3
votes

What I'm looking for:

  • How can we integrate into our Release Pipeline an automated solution for knowing if a new WebJob deploy entered the running status within 'X' period of time?

More Details:

We are using Azure DevOps Release Pipelines with the AzureRMWebAppDelopyment@4 task. We are able to deploy our Azure WebJob to staging and to production environments.

Recently we discovered that our WebJob had not actually started because of some bad code. Due to the nature of the WebJob it was not something we could easily identify in staging. We deployed the bad code to production and days later, due to bad alerting, learned the WebJob was not running and our queue was severely backed up.

This issue is that we want/need our release pipeline to report failures to start for each WebJob. APIs use HealthChecks to verify a deployment started up, is healthy, and otherwise actually good to go. We need to inspect the status of the WebJob during our release pipeline so the pipeline fails so we don't think everything is working when it's not.

In our research we've found we could potentially use Kudu, but how to get that working as part of the release pipeline has proven unfindable for us so far.

2

2 Answers

2
votes

After combining ideas from multiple sources we came up with this solution:

In the desired Azure Release Pipeline in the desired stage add an Azure CLI task. This task can accept an inline PowerShell script or a path to a PowerShell script. Choose your own adventure. We chose to create a CheckWebJobStatus.ps1 with the included script (below) and exposed it as an artifact available to our Azure Release Pipeline.

What this PowerShell script does in short:
It checks the target WebJob's status up to 10 times (configurable via $totalRuns) waiting 5 seconds between checks and waits for 3 consecutive Running status reports.

param(
    $resourceGroup,
    $appServiceName,
    $jobName,
    $totalRuns = 10
)

Write-Host "Checking status of $jobName in $resourceGroup/$appServiceName"

$consecutiveRunningStatuses = 0
if ($totalRuns -lt 3) {
    Write-Error "totalRuns must be 3 or greater"
    exit 1
}

for ($i = 0; $i -lt $totalRuns; $i++) {
    $jobs = (az webapp webjob continuous list --name $appServiceName --resource-group $resourceGroup | ConvertFrom-Json)

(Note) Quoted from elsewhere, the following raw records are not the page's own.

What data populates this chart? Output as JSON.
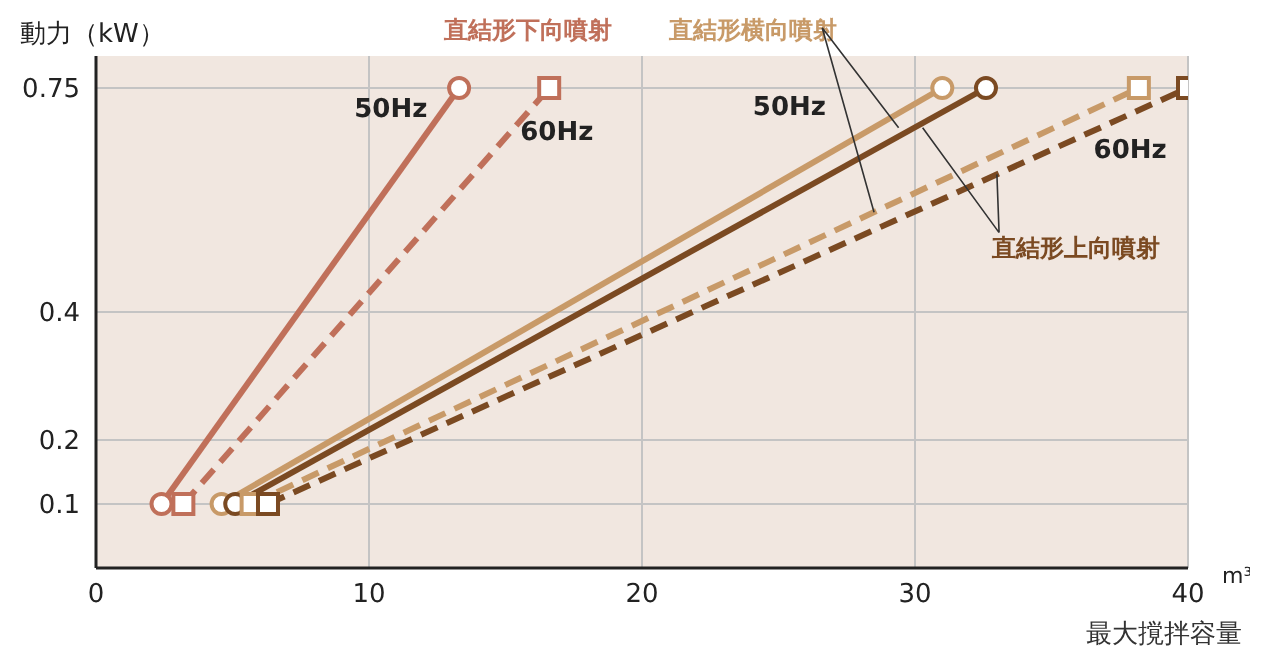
{
  "chart_data": {
    "type": "line",
    "ylabel": "動力（kW）",
    "xlabel": "最大撹拌容量",
    "xlim": [
      0,
      40
    ],
    "xticks": [
      0,
      10,
      20,
      30,
      40
    ],
    "ylim": [
      0,
      0.8
    ],
    "yticks": [
      0.1,
      0.2,
      0.4,
      0.75
    ],
    "grid": true,
    "series": [
      {
        "color": "#c0705a",
        "x": [
          2.4,
          13.3
        ],
        "values": [
          0.1,
          0.75
        ],
        "marker": "circle",
        "line_style": "solid"
      },
      {
        "color": "#c0705a",
        "x": [
          3.2,
          16.6
        ],
        "values": [
          0.1,
          0.75
        ],
        "marker": "square",
        "line_style": "dashed"
      },
      {
        "color": "#c89a68",
        "x": [
          4.6,
          31.0
        ],
        "values": [
          0.1,
          0.75
        ],
        "marker": "circle",
        "line_style": "solid"
      },
      {
        "color": "#c89a68",
        "x": [
          5.7,
          38.2
        ],
        "values": [
          0.1,
          0.75
        ],
        "marker": "square",
        "line_style": "dashed"
      },
      {
        "color": "#7b4a22",
        "x": [
          5.1,
          32.6
        ],
        "values": [
          0.1,
          0.75
        ],
        "marker": "circle",
        "line_style": "solid"
      },
      {
        "color": "#7b4a22",
        "x": [
          6.3,
          40
        ],
        "values": [
          0.1,
          0.75
        ],
        "marker": "square",
        "line_style": "dashed"
      }
    ],
    "annotations": [
      "直結形下向噴射",
      "50Hz",
      "60Hz",
      {
        "text": "直結形横向噴射",
        "x": 28.5,
        "y": 0.556
      },
      "50Hz",
      "60Hz",
      {
        "text": "直結形上向噴射",
        "x": 33,
        "y": 0.615
      },
      "m³"
    ]
  }
}
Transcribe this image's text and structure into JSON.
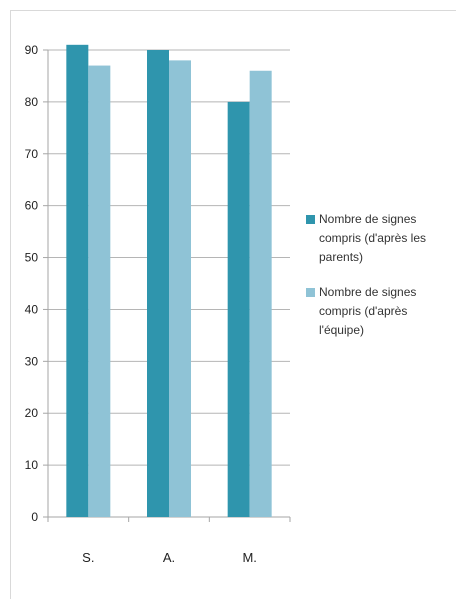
{
  "chart_data": {
    "type": "bar",
    "title": "",
    "xlabel": "",
    "ylabel": "",
    "categories": [
      "S.",
      "A.",
      "M."
    ],
    "series": [
      {
        "name": "Nombre de signes compris (d'après les parents)",
        "values": [
          91,
          90,
          80
        ],
        "color": "#2f95ad"
      },
      {
        "name": "Nombre de signes compris (d'après l'équipe)",
        "values": [
          87,
          88,
          86
        ],
        "color": "#8fc3d6"
      }
    ],
    "ylim": [
      0,
      90
    ],
    "yticks": [
      0,
      10,
      20,
      30,
      40,
      50,
      60,
      70,
      80,
      90
    ],
    "grid": true,
    "legend": "right"
  }
}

    foreach ($job in $jobs) {
        if ($job.name -eq "$appServiceName/$jobName") {
            if ($job.status -eq "Running") {
                Write-Host "$jobName is running! Attempt $i"
                $consecutiveRunningStatuses++

                if ($consecutiveRunningStatuses -eq 3) {
                    Write-Host "$jobName is running $consecutiveRunningStatuses times in a row! We assume that means it is stable."
                    exit 0
                }
            }
            else {
                Write-Host "$jobName status is $($job.status). Attempt $i"
                $consecutiveRunningStatuses = 0
            }
        }
    }

    if ($i -ne ($totalRuns - 1)) {
        Start-Sleep 5
    }
}

Write-Host "$jobName failed to start after $totalRuns checks"
exit 1

Why 3 consecutive Running status reports?
Because Azure WebJobs status reporting is not reliable. When a WebJob first deploys it enters the Starting status then the Running status. So far that seems good. However, if there is a fatal error on startup like a missing dependency, the job then enters the Pending Restart status. In our observation Azure either automatically tries to start the WebJob again or the status gets weird and gets reported erroneously as being in the Running status. The WebJob will then re-enter the Pending Restart status and remain at that status until the next explicit attempt to deploy or start it. In our observations we did not see a failing WebJob remain in the Running status for more then 2 consecutive reports 5 seconds apart or, in other words, within any 15 second window. Therefore in the script we are assuming, for now, that if we get 3 consecutive Running status reports within 15 seconds the WebJob is assumed to be Running.

Aside - How we did it:
We created a dedicated DeployTools repo with its own azure-pipelines.yaml build configuration which only publishes the folder with that PowerShell file. Then in our desired Azure Release Pipeline we attached the artifacts from the DeployTools build.

0
votes

You can try do this:

-

You can create a seprate stage or do it inside you existing. By adding Agentless job you can add delay task. After that you can call kudu endpoint to check history of the WebJob (as it is shown here) for instance. If you don't find satisfying response you can simply end your script with exit 1 to fail the release.

Here you have an article about accessing KUDU

and from what I found:

Off the top, the MFA is the contract between AAD and User, when it gets to Kudu endpoint, it is just a token. It should just work, IMO.